Legislation like the proposed Private Members Bill, which puts obligations on AI developers to be transparent about their data, and provides regulators with the necessary powers to hold them to account (as part of an ‘AI Authority’, or as part of existing bodies and regulator), would be an ambitious but worthwhile goal for the new, incoming UK government. We recommend that the incoming UK Government:
- Encourages the adoption of dataset transparency tools and frameworks that are emerging from the AI community. Existing work on Fairly Trained, Dataset Cards and Nutrition labels should be more widely adopted in organisations building AI services - and the government should lead by example in adopting these transparency tools and frameworks. Further supporting the Croissant standard development, of which the ODI co-chairs the group, is also vital. There also needs to be consideration as to how these documentation practices – that are primarily aimed at the developer community – can also be adopted and empower non-technical specialists, organisations and communities.

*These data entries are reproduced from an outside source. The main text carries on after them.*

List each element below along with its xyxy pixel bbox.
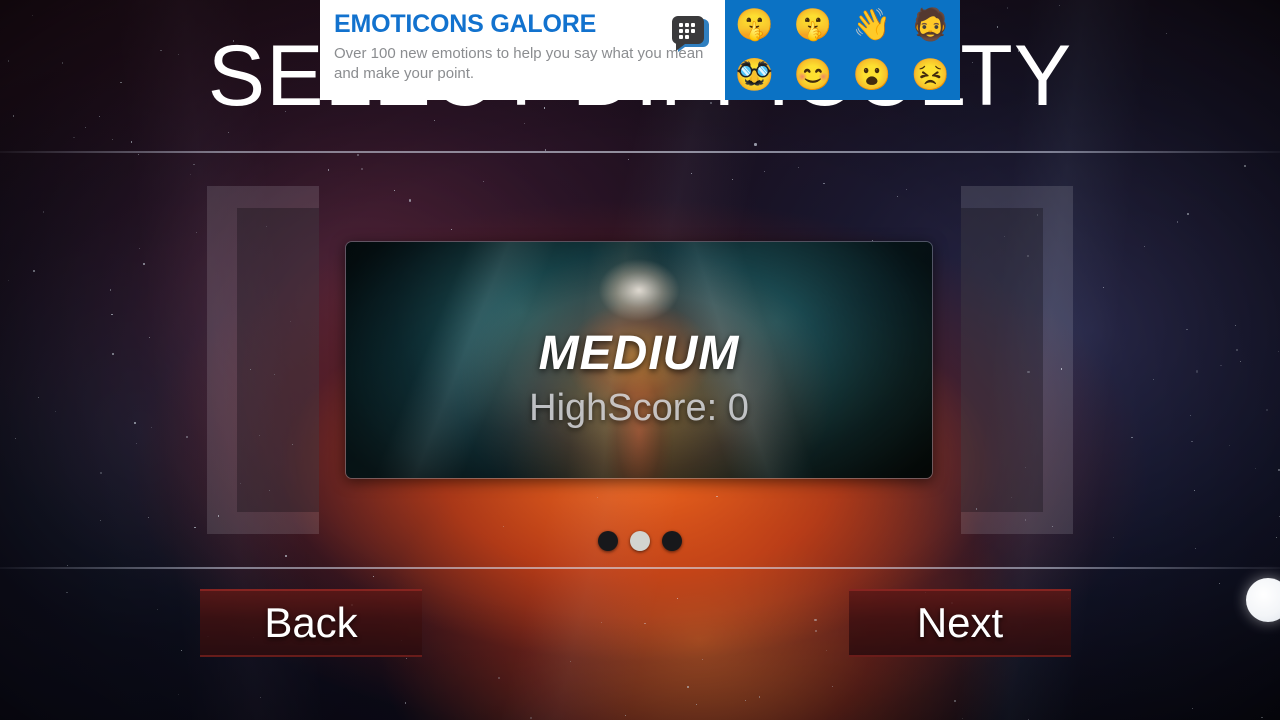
back-button-label: Back [264,599,358,646]
next-button[interactable]: Next [849,589,1071,657]
ad-text-pane: EMOTICONS GALORE Over 100 new emotions t… [320,0,725,100]
ad-emoji-5-icon: 🥸 [735,57,774,92]
game-screen: SELECT DIFFICULTY MEDIUM HighScore: 0 Ba… [0,0,1280,720]
highscore-label: HighScore: 0 [529,387,749,429]
ad-emoji-3-icon: 👋 [852,7,892,42]
difficulty-label: MEDIUM [538,327,740,380]
pagination-dot-3[interactable] [662,531,682,551]
bbm-logo-icon [672,16,709,52]
back-button[interactable]: Back [200,589,422,657]
ad-emoji-2-icon: 🤫 [793,7,833,42]
ad-emoji-8-icon: 😣 [911,57,950,92]
ad-emoji-7-icon: 😮 [852,57,892,92]
next-button-label: Next [916,599,1004,646]
divider-top [0,151,1280,153]
pagination-dot-1[interactable] [598,531,618,551]
bracket-left-icon [207,186,319,534]
ad-emoji-4-icon: 🧔 [911,7,950,42]
pagination-dots[interactable] [0,531,1280,551]
bracket-right-icon [961,186,1073,534]
divider-bottom [0,567,1280,569]
ad-emoji-1-icon: 🤫 [735,7,774,42]
difficulty-card[interactable]: MEDIUM HighScore: 0 [345,241,933,479]
ad-headline: EMOTICONS GALORE [334,10,597,38]
ad-subtext: Over 100 new emotions to help you say wh… [334,45,704,82]
ad-emoji-grid: 🤫 🤫 👋 🧔 🥸 😊 😮 😣 [725,0,960,100]
ad-emoji-6-icon: 😊 [793,57,833,92]
ad-banner[interactable]: EMOTICONS GALORE Over 100 new emotions t… [320,0,960,100]
pagination-dot-2[interactable] [630,531,650,551]
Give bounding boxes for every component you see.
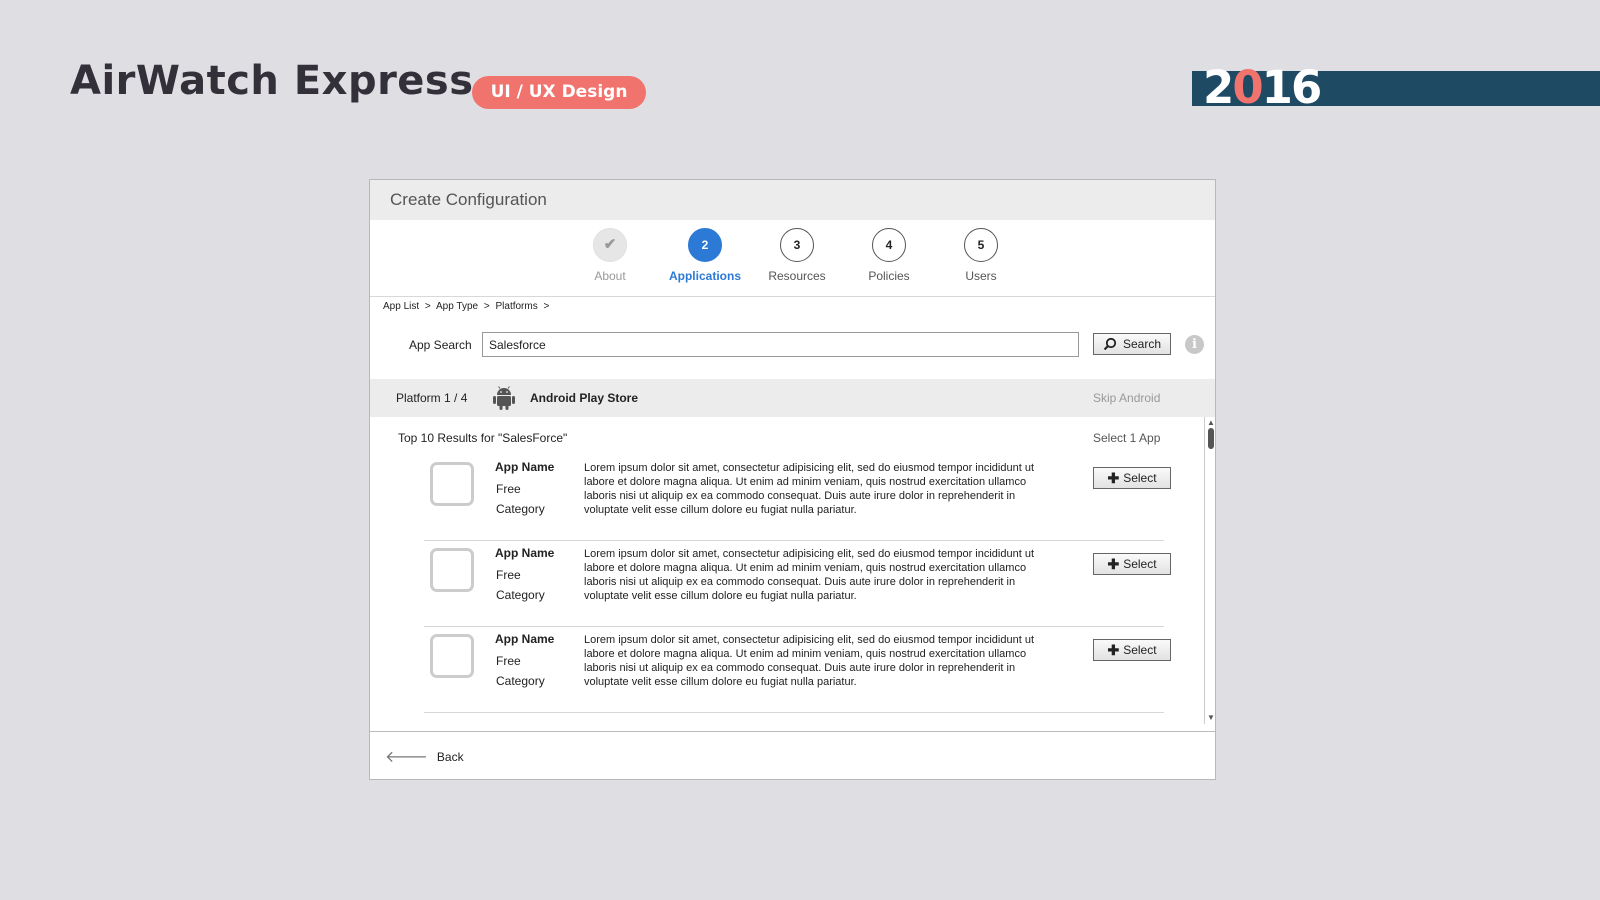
year-digit: 6 [1290,61,1322,114]
app-name: App Name [495,460,555,474]
year-digit: 0 [1232,61,1263,114]
app-price: Free [496,568,521,582]
select-button-label: Select [1123,643,1157,657]
breadcrumb-platforms[interactable]: Platforms [495,301,537,312]
app-price: Free [496,482,521,496]
app-description: Lorem ipsum dolor sit amet, consectetur … [584,462,1035,516]
step-number: 2 [688,228,722,262]
search-button-label: Search [1122,337,1162,351]
year-label: 2016 [1203,61,1322,114]
app-category: Category [496,502,545,516]
android-icon [493,386,515,410]
step-label: About [594,269,626,283]
platform-count: Platform 1 / 4 [396,391,468,405]
back-label: Back [436,749,464,764]
select-button[interactable]: ✚ Select [1093,467,1171,489]
divider [370,296,1215,297]
plus-icon: ✚ [1107,641,1120,658]
breadcrumb-app-list[interactable]: App List [383,301,419,312]
scroll-thumb[interactable] [1208,428,1214,449]
step-applications[interactable]: 2 Applications [655,228,755,283]
step-number: 4 [872,228,906,262]
select-button[interactable]: ✚ Select [1093,553,1171,575]
select-button-label: Select [1123,471,1157,485]
app-description: Lorem ipsum dolor sit amet, consectetur … [584,548,1035,602]
step-policies[interactable]: 4 Policies [839,228,939,283]
app-name: App Name [495,632,555,646]
app-category: Category [496,674,545,688]
create-configuration-window: Create Configuration ✔ About 2 Applicati… [369,179,1216,780]
platform-name: Android Play Store [530,391,639,405]
app-description: Lorem ipsum dolor sit amet, consectetur … [584,634,1035,688]
step-resources[interactable]: 3 Resources [747,228,847,283]
step-number: 5 [964,228,998,262]
row-divider [424,712,1164,713]
year-digit: 1 [1261,61,1293,114]
plus-icon: ✚ [1107,555,1120,572]
window-title: Create Configuration [370,180,1215,220]
breadcrumb-separator: > [543,301,550,312]
select-button[interactable]: ✚ Select [1093,639,1171,661]
select-button-label: Select [1123,557,1157,571]
app-category: Category [496,588,545,602]
search-label: App Search [409,338,472,352]
search-input[interactable] [482,332,1079,357]
app-icon-placeholder [430,462,474,506]
wizard-stepper: ✔ About 2 Applications 3 Resources 4 Pol… [370,220,1215,297]
breadcrumb-separator: > [483,301,490,312]
search-button[interactable]: Search [1093,333,1171,355]
app-name: App Name [495,546,555,560]
skip-android-link[interactable]: Skip Android [1093,391,1160,405]
year-digit: 2 [1203,61,1234,114]
check-icon: ✔ [593,228,627,262]
step-label: Applications [668,269,741,283]
footer-divider [370,731,1215,732]
app-price: Free [496,654,521,668]
step-number: 3 [780,228,814,262]
info-icon[interactable]: i [1185,335,1204,354]
app-icon-placeholder [430,548,474,592]
list-item: App Name Free Category Lorem ipsum dolor… [370,455,1204,541]
results-list: App Name Free Category Lorem ipsum dolor… [370,455,1204,713]
back-arrow-icon: 🡐 [385,749,428,766]
search-icon [1103,337,1117,351]
plus-icon: ✚ [1107,469,1120,486]
platform-bar: Platform 1 / 4 Android Play Store Skip A… [370,379,1215,417]
breadcrumb: App List > App Type > Platforms > [383,301,552,312]
step-about[interactable]: ✔ About [560,228,660,283]
brand-badge: UI / UX Design [472,76,646,109]
scroll-down-arrow-icon[interactable]: ▼ [1207,714,1215,722]
brand-title: AirWatch Express [70,58,474,104]
app-icon-placeholder [430,634,474,678]
step-label: Resources [768,269,826,283]
back-button[interactable]: 🡐 Back [385,746,464,767]
step-label: Policies [868,269,910,283]
scroll-up-arrow-icon[interactable]: ▲ [1207,419,1215,427]
list-item: App Name Free Category Lorem ipsum dolor… [370,541,1204,627]
step-label: Users [965,269,997,283]
results-title: Top 10 Results for "SalesForce" [398,431,568,445]
step-users[interactable]: 5 Users [931,228,1031,283]
breadcrumb-app-type[interactable]: App Type [436,301,478,312]
breadcrumb-separator: > [424,301,431,312]
list-item: App Name Free Category Lorem ipsum dolor… [370,627,1204,713]
select-count: Select 1 App [1093,431,1161,445]
results-scrollbar[interactable]: ▲ ▼ [1204,417,1215,724]
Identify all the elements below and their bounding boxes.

- Bolsters the AI Safety Initiative to design new mandatory reporting requirements and standards. While developments from the developer community are welcome, it is important that this information about training, testing and fine-tuning data is made available by model developers in consistent, standardised ways, so that regulators and others can easily interpret it and compare the way different models have been trained. Academics Saffron Huang and Divya Siddarth have described the need for new standards-setting bodies to 'determine appropriate venues and forms of information release'. Any incoming government should capitalise on the international cooperation fostered by the AI Safety Summits and ensure that the UK regime connects with best practice from around the world.
- Doesn’t see training data as a singular, static artefact. As the researcher Margaret Mitchell has pointed out, even when companies have published information on the training data they’ve used, they’ve tended only to focus on ‘fine tuning’ data. This is important, as it’s the larger, messier ‘pre-training’ datasets that are most likely to include harmful content or copyrighted material. We need companies to publish detailed information on the composition and provenance of both. Going forward, we should also expect access to information about various types of data used to train and apply AI systems, including proprietary or local data used in the process of reinforcement learning, retrieval augmentation and deploying models.
At the ODI, we’re keen to provide insights and resources to policymakers working towards increasing transparency around the data used to train AI models, particularly to develop new, open standards or exploring ways to document the use of proprietary or local data. We will publish further proposed interventions in the coming weeks, focusing on intellectual property, data protection, the availability of data and participatory data practices.